夢が作られる森(2016)
LE BOIS DONT LES RÊVES SONT FAITS(2016)
監督:クレール・シモン
評価:70点
アンスティチュ・フランセ東京のカイエドゥシネマ週間で観てきた。
クレール・シモン監督は日本ではほとんど無名な為か、日本の映画祭なのに何故か英語字幕だけだった。
今回観た「夢が作られる森(LE BOIS DONT LES RÊVES SONT FAITS)」はカイエ・ドゥ・シネマ ベストテン2016で10位に選ばれている作品。果たしていかがなものか…
「夢が作られる森」概要
パリ郊外にNYセントラルパークの3倍もの大きさを誇るヴァンセンヌの森。そこには、喧噪としたパリから逃れるように、また癒やしを求めて多くの人々が訪れる。週末には祭りが開かれたりもする。
そんなヴァンセンヌの森の1年を追ったドキュメンタリー。
Saturday In The Parkの世界
約2時間半、しかも英語字幕でドキュメンタリーとなるとキツイイメージがあるが、実際観てみると、これが中々面白い。本作で映し出される森と人々の交流を観察していると、次第に脳内でシカゴのSaturday In The Parkが流れてくる。喧騒としたパリから離れ人々は人種や職業関係なく各々自由を謳歌する。ヒッピーは半裸で踊り狂い、カンボジアから来た移民は、カンボジア祭で同じ境遇の者と心を通わす。娼婦の女は娘を連れてボートに乗る。ホームレスは森に自分の住処を作る。
まさにPeople dancing, people laughingな世界。
平和、とにかく平和だ。
クレール・シモンの新しい概念
クレール・シモンは本ドキュメンタリーを通じて新しい概念を提示している。それは心の自由を解き放つ存在としての自然だ。
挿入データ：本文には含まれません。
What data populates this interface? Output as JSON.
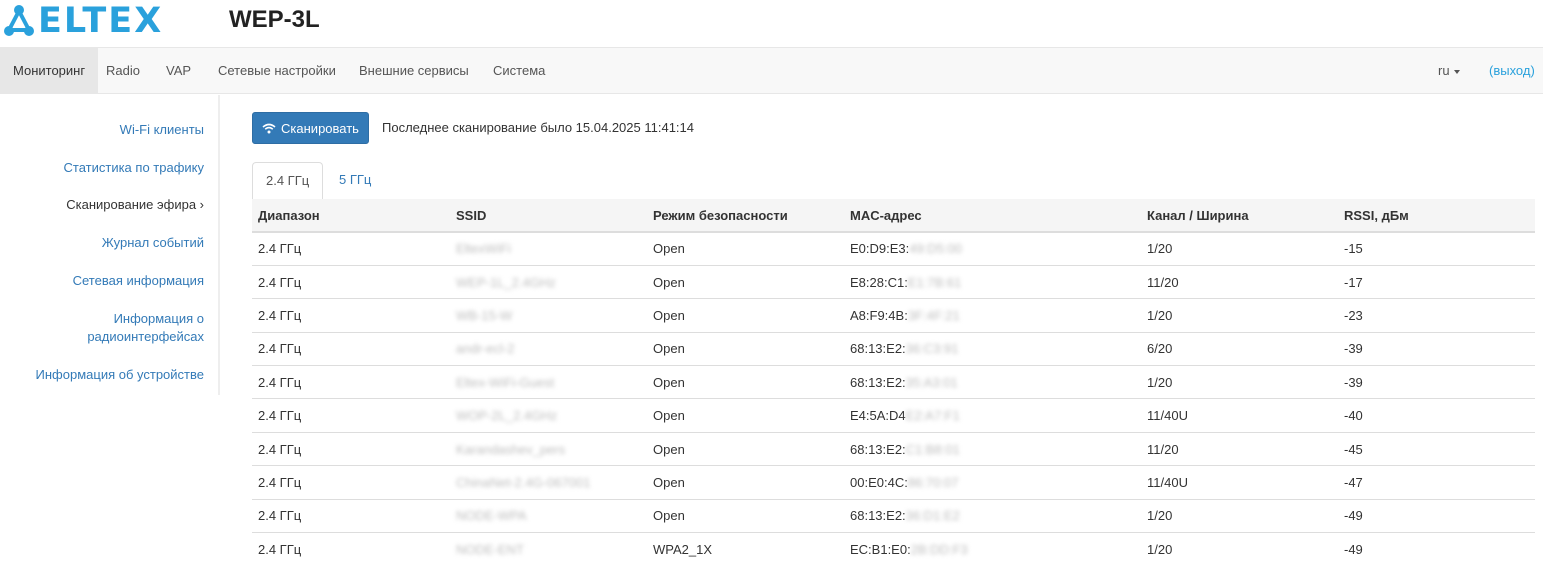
{
  "header": {
    "logo_text": "ELTEX",
    "product": "WEP-3L"
  },
  "navbar": {
    "items": [
      {
        "label": "Мониторинг"
      },
      {
        "label": "Radio"
      },
      {
        "label": "VAP"
      },
      {
        "label": "Сетевые настройки"
      },
      {
        "label": "Внешние сервисы"
      },
      {
        "label": "Система"
      }
    ],
    "language": "ru",
    "logout": "(выход)"
  },
  "sidebar": {
    "items": [
      {
        "label": "Wi-Fi клиенты"
      },
      {
        "label": "Статистика по трафику"
      },
      {
        "label": "Сканирование эфира ›"
      },
      {
        "label": "Журнал событий"
      },
      {
        "label": "Сетевая информация"
      },
      {
        "label": "Информация о"
      },
      {
        "label": "Информация об устройстве"
      }
    ],
    "item_radio_line2": "радиоинтерфейсах"
  },
  "main": {
    "scan_button": "Сканировать",
    "last_scan": "Последнее сканирование было 15.04.2025 11:41:14",
    "tabs": [
      {
        "label": "2.4 ГГц"
      },
      {
        "label": "5 ГГц"
      }
    ],
    "table": {
      "headers": [
        "Диапазон",
        "SSID",
        "Режим безопасности",
        "MAC-адрес",
        "Канал / Ширина",
        "RSSI, дБм"
      ],
      "rows": [
        {
          "range": "2.4 ГГц",
          "ssid": "EltexWiFi",
          "security": "Open",
          "mac": "E0:D9:E3:",
          "mac_hidden": "49:D5:00",
          "channel": "1/20",
          "rssi": "-15"
        },
        {
          "range": "2.4 ГГц",
          "ssid": "WEP-1L_2.4GHz",
          "security": "Open",
          "mac": "E8:28:C1:",
          "mac_hidden": "E1:7B:61",
          "channel": "11/20",
          "rssi": "-17"
        },
        {
          "range": "2.4 ГГц",
          "ssid": "WB-15-W",
          "security": "Open",
          "mac": "A8:F9:4B:",
          "mac_hidden": "3F:4F:21",
          "channel": "1/20",
          "rssi": "-23"
        },
        {
          "range": "2.4 ГГц",
          "ssid": "andr-ecl-2",
          "security": "Open",
          "mac": "68:13:E2:",
          "mac_hidden": "36:C3:91",
          "channel": "6/20",
          "rssi": "-39"
        },
        {
          "range": "2.4 ГГц",
          "ssid": "Eltex-WiFi-Guest",
          "security": "Open",
          "mac": "68:13:E2:",
          "mac_hidden": "35:A3:01",
          "channel": "1/20",
          "rssi": "-39"
        },
        {
          "range": "2.4 ГГц",
          "ssid": "WOP-2L_2.4GHz",
          "security": "Open",
          "mac": "E4:5A:D4",
          "mac_hidden": "E2:A7:F1",
          "channel": "11/40U",
          "rssi": "-40"
        },
        {
          "range": "2.4 ГГц",
          "ssid": "Karandashev_pers",
          "security": "Open",
          "mac": "68:13:E2:",
          "mac_hidden": "C1:B8:01",
          "channel": "11/20",
          "rssi": "-45"
        },
        {
          "range": "2.4 ГГц",
          "ssid": "ChinaNet-2.4G-067001",
          "security": "Open",
          "mac": "00:E0:4C:",
          "mac_hidden": "86:70:07",
          "channel": "11/40U",
          "rssi": "-47"
        },
        {
          "range": "2.4 ГГц",
          "ssid": "NODE-WPA",
          "security": "Open",
          "mac": "68:13:E2:",
          "mac_hidden": "36:D1:E2",
          "channel": "1/20",
          "rssi": "-49"
        },
        {
          "range": "2.4 ГГц",
          "ssid": "NODE-ENT",
          "security": "WPA2_1X",
          "mac": "EC:B1:E0:",
          "mac_hidden": "2B:DD:F3",
          "channel": "1/20",
          "rssi": "-49"
        }
      ]
    }
  },
  "colors": {
    "brand": "#2aa1dc",
    "primary_button": "#337ab7",
    "link": "#337ab7"
  }
}
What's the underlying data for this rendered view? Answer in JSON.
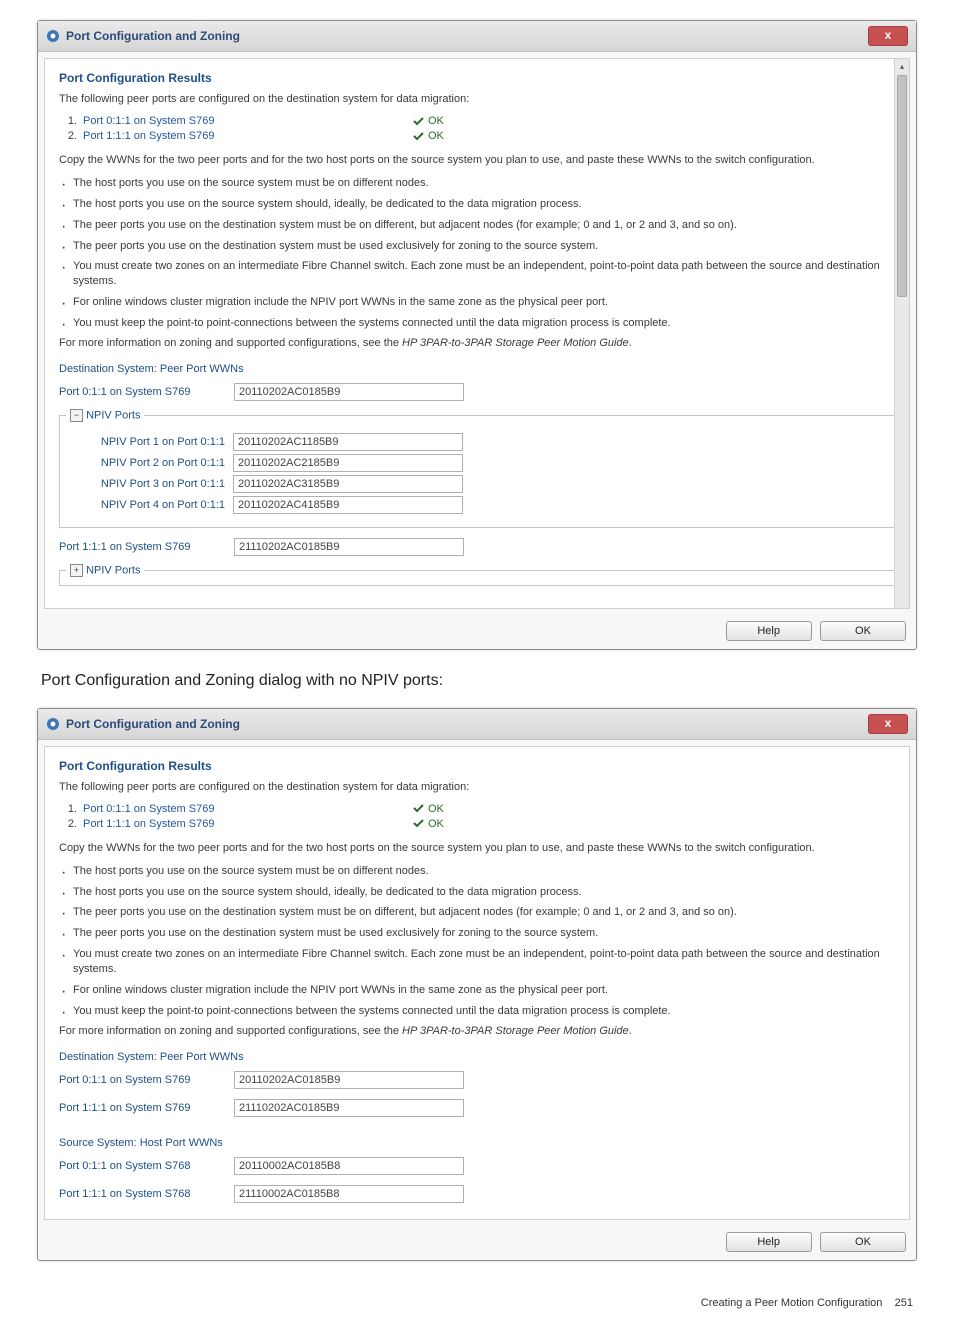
{
  "dialog_title": "Port Configuration and Zoning",
  "close_glyph": "x",
  "results_heading": "Port Configuration Results",
  "intro_line": "The following peer ports are configured on the destination system for data migration:",
  "port_results": [
    {
      "num": "1.",
      "label": "Port 0:1:1 on System S769",
      "status": "OK"
    },
    {
      "num": "2.",
      "label": "Port 1:1:1 on System S769",
      "status": "OK"
    }
  ],
  "copy_wwns_text_a": "Copy the WWNs for the two peer ports and for the two host ports on the source system you plan to use, and paste these WWNs to the switch configuration.",
  "copy_wwns_text_b": "Copy the WWNs for the two peer ports and for the two host ports on the source system you plan to use, and paste these WWNs to the switch configuration.",
  "bullets_common": [
    "The host ports you use on the source system must be on different nodes.",
    "The host ports you use on the source system should, ideally, be dedicated to the data migration process."
  ],
  "bullet_adjacent_a": "The peer ports you use on the destination system must be on different, but adjacent nodes (for example; 0 and 1, or 2 and 3, and so on).",
  "bullet_adjacent_b": "The peer ports you use on the destination system must be on different, but adjacent nodes (for example; 0 and 1, or 2 and 3, and so on).",
  "bullets_tail": [
    "The peer ports you use on the destination system must be used exclusively for zoning to the source system.",
    "You must create two zones on an intermediate Fibre Channel switch. Each zone must be an independent, point-to-point data path between the source and destination systems.",
    "For online windows cluster migration include the NPIV port WWNs in the same zone as the physical peer port."
  ],
  "bullet_keep_a": "You must keep the point-to point-connections between the systems connected until the data migration process is complete.",
  "bullet_keep_b": "You must keep the point-to point-connections between the systems connected until the data migration process is complete.",
  "more_info_prefix": "For more information on zoning and supported configurations, see the ",
  "more_info_doc": "HP 3PAR-to-3PAR Storage Peer Motion Guide",
  "more_info_suffix": ".",
  "dest_heading": "Destination System: Peer Port WWNs",
  "dest_ports": [
    {
      "label": "Port 0:1:1 on System S769",
      "value": "20110202AC0185B9"
    },
    {
      "label": "Port 1:1:1 on System S769",
      "value": "21110202AC0185B9"
    }
  ],
  "npiv_fieldset_legend": "NPIV Ports",
  "npiv_rows": [
    {
      "label": "NPIV Port 1 on Port 0:1:1",
      "value": "20110202AC1185B9"
    },
    {
      "label": "NPIV Port 2 on Port 0:1:1",
      "value": "20110202AC2185B9"
    },
    {
      "label": "NPIV Port 3 on Port 0:1:1",
      "value": "20110202AC3185B9"
    },
    {
      "label": "NPIV Port 4 on Port 0:1:1",
      "value": "20110202AC4185B9"
    }
  ],
  "npiv_collapsed_label": "NPIV Ports",
  "source_heading": "Source System: Host Port WWNs",
  "source_ports": [
    {
      "label": "Port 0:1:1 on System S768",
      "value": "20110002AC0185B8"
    },
    {
      "label": "Port 1:1:1 on System S768",
      "value": "21110002AC0185B8"
    }
  ],
  "buttons": {
    "help": "Help",
    "ok": "OK"
  },
  "between_caption": "Port Configuration and Zoning dialog with no NPIV ports:",
  "footer": {
    "section": "Creating a Peer Motion Configuration",
    "page": "251"
  }
}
「ズートピア
」や「ブルックリン
」「バンコクナイツ
」など近年の作品では、自由及びユートピアを夢見て移住する者が差別や過酷な労働によって「自由」が「不自由」になる。
これらの不自由さは経済的要因や差別によるもので、自由を求める心を阻害する。ヴァンセンヌの森は、そういった負の要素から解き放つ役割がある。社会のしがらみ、抑圧された心を解放してくれる。そう、ヴァンセンヌの森には本当の自由があった。そして、森と人々の交流を通じて新しい幸福論を体感することができた。
やっていることは、ただの森にいる人に対するインタビューなのだが、非常に深い洞察力を垣間見る作品でした。
次回の上映は…
尚、「夢が作られる森」は2017/4/22(土) 17:10にアンスティチュ・フランセ東京にて上映。これを逃すと観られないかもしれないので、気になった方は是非!!!